Perhaps one thing most parents do to stimulate their child's intelligence and knowledge is encourage reading. Even if their children are too small to understand still, reading encourages language development and speech.
One of the most popular times to read to children is during their bedtime. This reading ritual is one that fosters bonding between parents and their child and also helps kids develop a love for reading.
But what if all this time you were reading to your little one in the wrong way?
Neuroscientists think that many parents are missing out on an important trick that can make reading so much more beneficial to their kids.
By using this method, parents can even use reading to make their kids more successful at life later but nurturing a crucial value that we'll tell you about soon.
So what is this trick?
We all know that reading to your kids is important. But neuroscientist Erin Clabough explains that many parents (unknowingly) do just the bare minimum when it comes to reading to their children.
Clabough says that instead of reading to their children, parents need to read with them, encouraging them to get "inside" the story.

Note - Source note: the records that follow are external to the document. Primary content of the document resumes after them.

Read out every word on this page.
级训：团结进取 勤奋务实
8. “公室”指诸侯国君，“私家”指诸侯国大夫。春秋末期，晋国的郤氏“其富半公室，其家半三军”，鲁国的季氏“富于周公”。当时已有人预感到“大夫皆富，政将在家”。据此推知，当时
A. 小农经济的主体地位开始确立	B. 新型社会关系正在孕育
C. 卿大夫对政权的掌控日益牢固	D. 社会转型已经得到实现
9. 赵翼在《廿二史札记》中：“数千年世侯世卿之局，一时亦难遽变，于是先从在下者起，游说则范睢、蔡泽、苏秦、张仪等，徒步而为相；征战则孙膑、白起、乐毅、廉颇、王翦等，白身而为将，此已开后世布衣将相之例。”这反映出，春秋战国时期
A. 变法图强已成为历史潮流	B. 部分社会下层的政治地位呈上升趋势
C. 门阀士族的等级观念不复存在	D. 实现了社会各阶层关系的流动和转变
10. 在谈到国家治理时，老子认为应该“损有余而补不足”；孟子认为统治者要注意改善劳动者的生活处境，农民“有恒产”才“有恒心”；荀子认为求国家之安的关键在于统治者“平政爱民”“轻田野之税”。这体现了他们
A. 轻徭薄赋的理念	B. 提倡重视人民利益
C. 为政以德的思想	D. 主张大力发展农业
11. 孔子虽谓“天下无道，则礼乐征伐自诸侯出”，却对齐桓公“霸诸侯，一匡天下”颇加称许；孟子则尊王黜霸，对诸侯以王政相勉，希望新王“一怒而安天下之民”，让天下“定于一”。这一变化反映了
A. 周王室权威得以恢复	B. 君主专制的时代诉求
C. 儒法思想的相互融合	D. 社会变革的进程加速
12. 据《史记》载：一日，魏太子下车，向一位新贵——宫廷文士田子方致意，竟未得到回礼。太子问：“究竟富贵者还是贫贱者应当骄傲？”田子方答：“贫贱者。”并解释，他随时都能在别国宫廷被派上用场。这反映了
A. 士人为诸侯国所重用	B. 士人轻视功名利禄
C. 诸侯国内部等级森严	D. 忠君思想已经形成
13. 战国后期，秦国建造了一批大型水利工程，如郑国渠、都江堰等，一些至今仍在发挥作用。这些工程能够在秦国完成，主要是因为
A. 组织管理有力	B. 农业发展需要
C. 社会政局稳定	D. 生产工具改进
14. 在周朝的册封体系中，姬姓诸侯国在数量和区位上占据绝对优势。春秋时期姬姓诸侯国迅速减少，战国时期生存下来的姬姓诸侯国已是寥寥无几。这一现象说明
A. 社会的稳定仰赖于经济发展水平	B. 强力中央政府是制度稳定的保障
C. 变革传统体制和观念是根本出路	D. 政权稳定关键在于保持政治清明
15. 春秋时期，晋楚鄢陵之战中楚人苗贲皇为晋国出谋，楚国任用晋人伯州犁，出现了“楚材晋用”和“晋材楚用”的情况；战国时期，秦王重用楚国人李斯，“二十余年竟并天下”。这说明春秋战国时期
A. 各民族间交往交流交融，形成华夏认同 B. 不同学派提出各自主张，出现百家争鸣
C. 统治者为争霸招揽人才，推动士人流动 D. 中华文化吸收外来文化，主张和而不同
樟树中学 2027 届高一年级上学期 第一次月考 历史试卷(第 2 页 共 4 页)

Writing in Psychology Today, Clabough explains that reading often becomes a repetitive bedtime ritual done with the intention of making children sleepy, or "so they can have something to write down on their school reading logs". She says when does this way, it's only the tiniest bit different from placing kids in front of the TV.
"We've been sucked in by the plot, and we're dying to know what happens. But we're still on the outside, watching someone else make decisions. The real magic happens inside our own heads when we try on someone else's life," Clabough writes.

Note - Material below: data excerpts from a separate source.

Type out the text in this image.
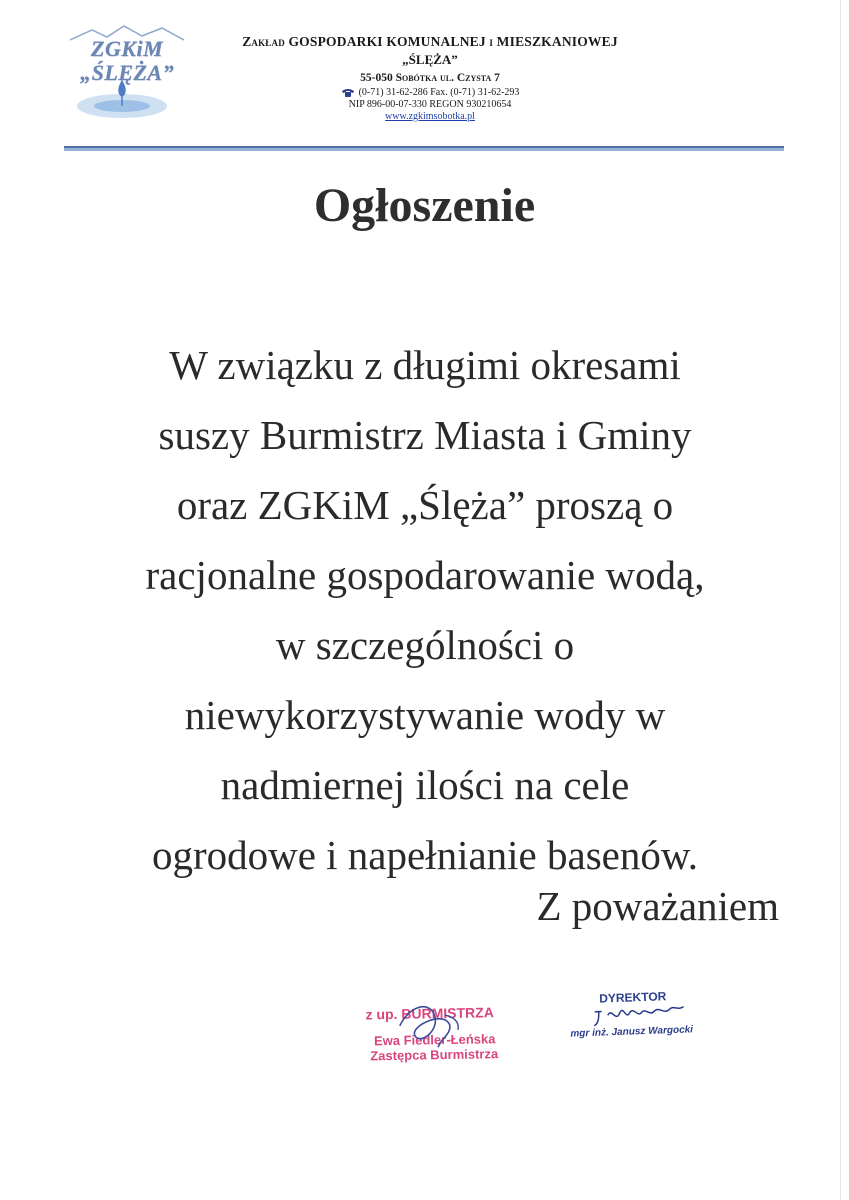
ZGKiM
„ŚLĘŻA”
Zakład GOSPODARKI KOMUNALNEJ i MIESZKANIOWEJ
„ŚLĘŻA”
55-050 Sobótka ul. Czysta 7
(0-71) 31-62-286 Fax. (0-71) 31-62-293
NIP 896-00-07-330 REGON 930210654
www.zgkimsobotka.pl
Ogłoszenie
W związku z długimi okresami
suszy Burmistrz Miasta i Gminy
oraz ZGKiM „Ślęża” proszą o
racjonalne gospodarowanie wodą,
w szczególności o
niewykorzystywanie wody w
nadmiernej ilości na cele
ogrodowe i napełnianie basenów.
Z poważaniem
z up. BURMISTRZA
Ewa Fiedler-Łeńska
Zastępca Burmistrza
DYREKTOR
mgr inż. Janusz Wargocki
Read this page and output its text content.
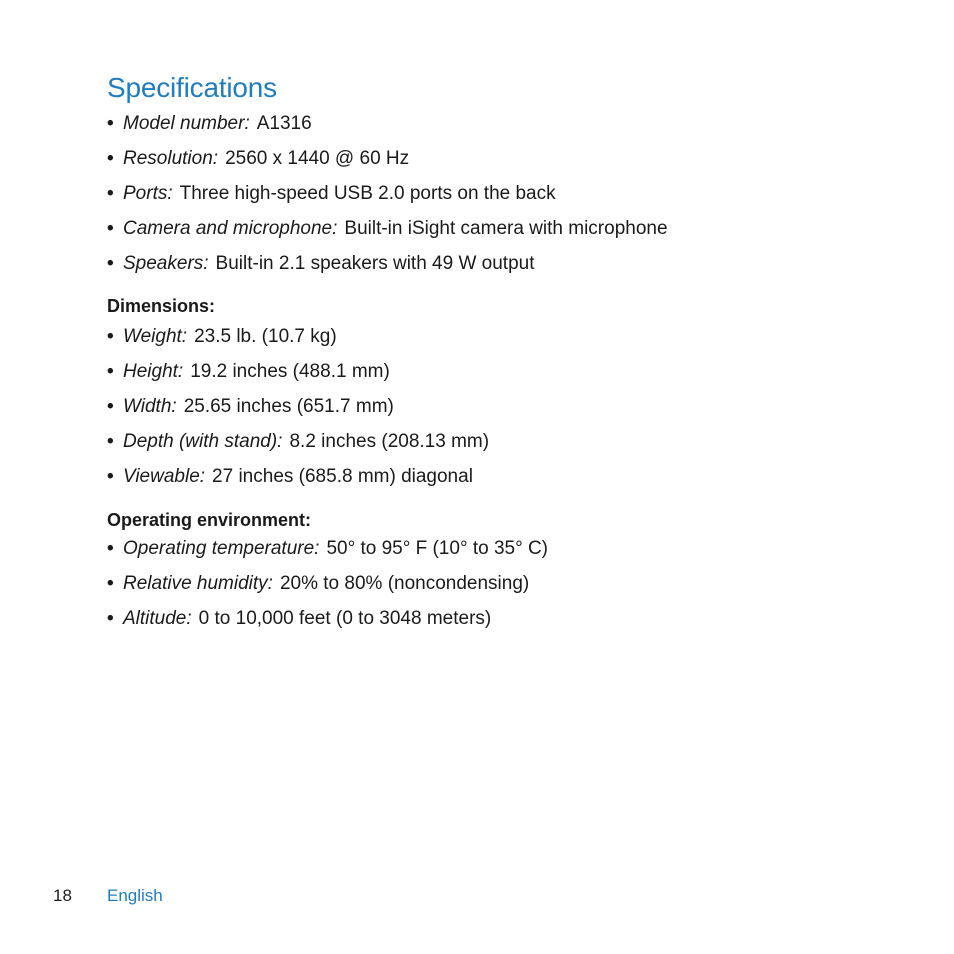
Specifications
• Model number: A1316
• Resolution: 2560 x 1440 @ 60 Hz
• Ports: Three high-speed USB 2.0 ports on the back
• Camera and microphone: Built-in iSight camera with microphone
• Speakers: Built-in 2.1 speakers with 49 W output
Dimensions:
• Weight: 23.5 lb. (10.7 kg)
• Height: 19.2 inches (488.1 mm)
• Width: 25.65 inches (651.7 mm)
• Depth (with stand): 8.2 inches (208.13 mm)
• Viewable: 27 inches (685.8 mm) diagonal
Operating environment:
• Operating temperature: 50° to 95° F (10° to 35° C)
• Relative humidity: 20% to 80% (noncondensing)
• Altitude: 0 to 10,000 feet (0 to 3048 meters)
18 English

When a parent reads in this manner, getting 'inside' the story along with their child, they are in fact promoting the development of intellectual empathy (the ability to perceive objectively how other people see and experience things), which can help lead to success later in life.
How do you read to your child?
According to research, those who read literary fiction learn to better understand the thoughts and motivations of others. And while reading literary fiction might be too advanced for little ones, you can use the following "child-friendly" tips to promote this understanding nevertheless:
- Embrace dramatic pauses. Use appropriate facial expressions to 'show' your child what the words are trying to say
- Interrupt the story at appropriate points to encourage your child to put themselves in the mind of the characters.
- Encourage them to solve the problem before the character does by asking them how they would find a solution to it.
Even if you read the same story to your child over and over again, by adopting these tips and this reading method, you can give your child hundreds of different scenarios, promoting him to think, problem-solve and imagine in hundreds of different and creative ways.
Clabough says encouraging children to make decisions while they're reading amounts to decision-making practice, which "results in synaptic changes and strengthening of neuronal pathways in your child."
Ultimately, your child not just becomes a better reader, but also a more effective person with heightened intellectual empathy. She writes that such people often become "better bosses, co-workers, negotiators, and friends."
So parents, try incorporating these ideas into the way you read to your child starting from today, knowing that you are making a significant difference to their lives.